Using Serum Metabolomics to Predict Development of Anti-drug Antibodies in Multiple Sclerosis Patients Treated With IFNβ.Waddington KE, Papadaki A, Coelewij L, Adriani M, Nytrova P, Kubala Havrdova E, Fogdell-Hahn A, Farrell R, Dönnes P, Pineda-Torra I, Jury EC.Front Immunol. 2020 Jul 17;11:1527
Background: Neutralizing anti-drug antibodies (ADA) can greatly reduce the efficacy of biopharmaceuticals used to treat patients with multiple sclerosis (MS). However, the biological factors pre-disposing an individual to develop ADA are poorly characterized. Thus, there is an unmet clinical need for biomarkers to predict the development of immunogenicity, and subsequent treatment failure. Up to 35% of MS patients treated with beta interferons (IFNβ) develop ADA. Here we use machine learning to predict immunogenicity against IFNβ utilizing serum metabolomics data.

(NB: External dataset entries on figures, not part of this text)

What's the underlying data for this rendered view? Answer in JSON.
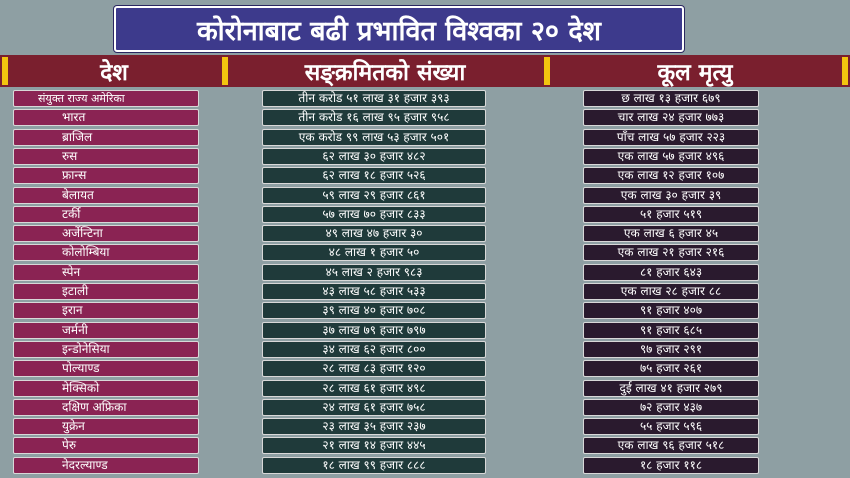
{
  "title": "कोरोनाबाट बढी प्रभावित विश्वका २० देश",
  "headers": {
    "country": "देश",
    "cases": "सङ्क्रमितको संख्या",
    "deaths": "कूल मृत्यु"
  },
  "colors": {
    "background": "#8e9fa3",
    "title_bg": "#3d3a8c",
    "header_band": "#7a1f2e",
    "header_accent": "#f2c40f",
    "country_cell": "#8a2353",
    "cases_cell": "#1f3a3a",
    "deaths_cell": "#2a1a2e"
  },
  "rows": [
    {
      "country": "संयुक्त राज्य अमेरिका",
      "cases": "तीन करोड ५१ लाख ३१ हजार ३९३",
      "deaths": "छ लाख १३ हजार ६७९"
    },
    {
      "country": "भारत",
      "cases": "तीन करोड १६ लाख ९५ हजार ९५८",
      "deaths": "चार लाख २४ हजार ७७३"
    },
    {
      "country": "ब्राजिल",
      "cases": "एक करोड ९९ लाख ५३ हजार ५०१",
      "deaths": "पाँच लाख ५७ हजार २२३"
    },
    {
      "country": "रुस",
      "cases": "६२ लाख ३० हजार ४८२",
      "deaths": "एक लाख ५७ हजार ४९६"
    },
    {
      "country": "फ्रान्स",
      "cases": "६२ लाख १८ हजार ५२६",
      "deaths": "एक लाख १२ हजार १०७"
    },
    {
      "country": "बेलायत",
      "cases": "५९ लाख २९ हजार ८६१",
      "deaths": "एक लाख ३० हजार ३९"
    },
    {
      "country": "टर्की",
      "cases": "५७ लाख ७० हजार ८३३",
      "deaths": "५१ हजार ५१९"
    },
    {
      "country": "अर्जेन्टिना",
      "cases": "४९ लाख ४७ हजार ३०",
      "deaths": "एक लाख ६ हजार ४५"
    },
    {
      "country": "कोलोम्बिया",
      "cases": "४८ लाख १ हजार ५०",
      "deaths": "एक लाख २१ हजार २१६"
    },
    {
      "country": "स्पेन",
      "cases": "४५ लाख २ हजार ९८३",
      "deaths": "८१ हजार ६४३"
    },
    {
      "country": "इटाली",
      "cases": "४३ लाख ५८ हजार ५३३",
      "deaths": "एक लाख २८ हजार ८८"
    },
    {
      "country": "इरान",
      "cases": "३९ लाख ४० हजार ७०८",
      "deaths": "९१ हजार ४०७"
    },
    {
      "country": "जर्मनी",
      "cases": "३७ लाख ७९ हजार ७९७",
      "deaths": "९१ हजार ६८५"
    },
    {
      "country": "इन्डोनेसिया",
      "cases": "३४ लाख ६२ हजार ८००",
      "deaths": "९७ हजार २९१"
    },
    {
      "country": "पोल्याण्ड",
      "cases": "२८ लाख ८३ हजार १२०",
      "deaths": "७५ हजार २६१"
    },
    {
      "country": "मेक्सिको",
      "cases": "२८ लाख ६१ हजार ४९८",
      "deaths": "दुई लाख ४१ हजार २७९"
    },
    {
      "country": "दक्षिण अफ्रिका",
      "cases": "२४ लाख ६१ हजार ७५८",
      "deaths": "७२ हजार ४३७"
    },
    {
      "country": "युक्रेन",
      "cases": "२३ लाख ३५ हजार २३७",
      "deaths": "५५ हजार ५९६"
    },
    {
      "country": "पेरु",
      "cases": "२१ लाख १४ हजार ४४५",
      "deaths": "एक लाख ९६ हजार ५१८"
    },
    {
      "country": "नेदरल्याण्ड",
      "cases": "१८ लाख ९९ हजार ८८८",
      "deaths": "१८ हजार ११८"
    }
  ]
}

Methods: Serum samples were collected from 89 MS patients as part of the ABIRISK consortium-a multi-center prospective study of ADA development. Metabolites and ADA were quantified prior to and after IFNβ treatment. Thirty patients became ADA positive during the first year of treatment (ADA+).

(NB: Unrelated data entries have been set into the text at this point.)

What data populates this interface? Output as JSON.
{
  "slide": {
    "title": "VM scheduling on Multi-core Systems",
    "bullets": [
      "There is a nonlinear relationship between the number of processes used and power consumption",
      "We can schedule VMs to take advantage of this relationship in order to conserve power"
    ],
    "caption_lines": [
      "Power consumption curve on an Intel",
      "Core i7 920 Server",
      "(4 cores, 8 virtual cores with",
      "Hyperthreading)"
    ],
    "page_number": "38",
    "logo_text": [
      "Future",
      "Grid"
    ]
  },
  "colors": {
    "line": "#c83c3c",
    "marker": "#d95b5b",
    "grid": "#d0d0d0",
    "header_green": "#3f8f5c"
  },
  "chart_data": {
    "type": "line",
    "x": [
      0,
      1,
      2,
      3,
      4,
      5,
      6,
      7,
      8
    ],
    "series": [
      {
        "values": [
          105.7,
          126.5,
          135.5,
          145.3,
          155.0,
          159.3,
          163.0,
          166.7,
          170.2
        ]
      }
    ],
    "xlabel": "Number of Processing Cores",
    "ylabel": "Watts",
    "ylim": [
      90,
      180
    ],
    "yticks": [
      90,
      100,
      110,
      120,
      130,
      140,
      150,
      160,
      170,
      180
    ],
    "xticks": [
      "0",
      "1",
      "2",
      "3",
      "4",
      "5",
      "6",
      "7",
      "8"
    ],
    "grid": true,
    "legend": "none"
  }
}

Results: We were able to predict future immunogenicity from baseline metabolomics data. Furthermore, patients who become ADA+ had a distinct metabolic response to IFNβ in the first 3 months, with 29 differentially regulated metabolites. Machine learning algorithms could also predict ADA status based on metabolite concentrations at 3 months. Finally, we hypothesized that serum lipids could contribute to ADA development by altering immune-cell lipid rafts. This was supported by experimental evidence demonstrating that, prior to IFNβ exposure, lipid raft-associated lipids were differentially expressed between MS patients who became ADA+ or remained ADA-. Conclusion: Serum metabolites are a promising biomarker for prediction of ADA development in MS patients treated with IFNβ, and could provide novel insight into mechanisms of immunogenicity
Maybe the next study would be to see if ADA to antibodies show the same pattern. What’s Machine Learning you ask?…Neuro looks at the computer reads one of our papers and decides anti-drug antibodies are a problem🙂
Monitoring ADA is one of the research projects we have and COVID-19 has been good and bad. It has taken us away from the job of developing assays for the antibodies, however, it has focuused us our minds towards remove monitoring. Watch this space.